Comme déjà dit, Comment ne pas t'aimer est une série qui a sûrement une place assez particulière dans la carrière de Masako Yoshi : en plus d'être l'une de ses toutes premières oeuvres et donc une oeuvre de jeunesse, elle s'inscrit à une époque assez spécifique, que l'on a déjà pu explorer dans plusieurs autres séries : la première moitié des années 1980, juste avant la bulle économique qu'a connue le Japon.

Période faste, cette époque était nourrie par une certaine insouciance. Même sans le sou, les personnages, témoins d'une certaine mentalité de l'époque, profitent de la vie, vivent dans une certaine légèreté, loin de toute véritable misère. Une ambiance un peu insouciante malgré les difficultés, que l'on retrouve dans nombre de séries de cette époque, à commencer par Maison Ikkoku de Rumiko Takahashi, Kimagure Orange Road d'Izumi Matsumoto, ou de nombreux passages d'oeuvres de Mitsuru Adachi comme Hiatari Ryôko/Une vie nouvelle.

Bref, toutes ces séries ont pour particularité de s'inscrire totalement dans leur époque, et quand leurs auteurs en reparlent aujourd'hui, on constate que, pour la plupart, ils en ont un souvenir assez précieux et nostalgique. C'est évidemment le cas pour Masako Yoshi, d'autant plus que l'auteure, comme on le devine largement à la lecture de Comment ne pas t'aimer, s'est beaucoup inspirée de sa propre jeunesse et de ses propres années étudiantes, alors toutes fraîches (elle était encore étudiante quand elle a commencé la série), pour croquer le quotidien d'Ayumi et des autres, personnages qui eux, par contre, sont totalement inventés.

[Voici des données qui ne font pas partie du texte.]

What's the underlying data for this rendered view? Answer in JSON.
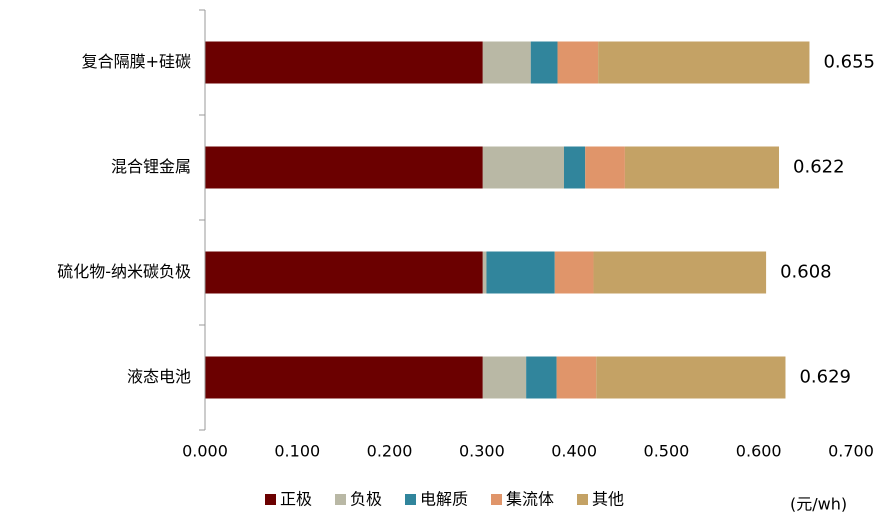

Pour reprendre les mots de la mangaka dans son interview pour les éditions Black Box, "Les jeunes des années 80 étaient immatures, et ceux de notre époque sont confrontés à une crise violente tout en ayant accès à bien plus d'informations, cela les rendant au final plus adultes (il m'arrive souvent de me trouver moi-même encore gamine par rapport à mes étudiants...)."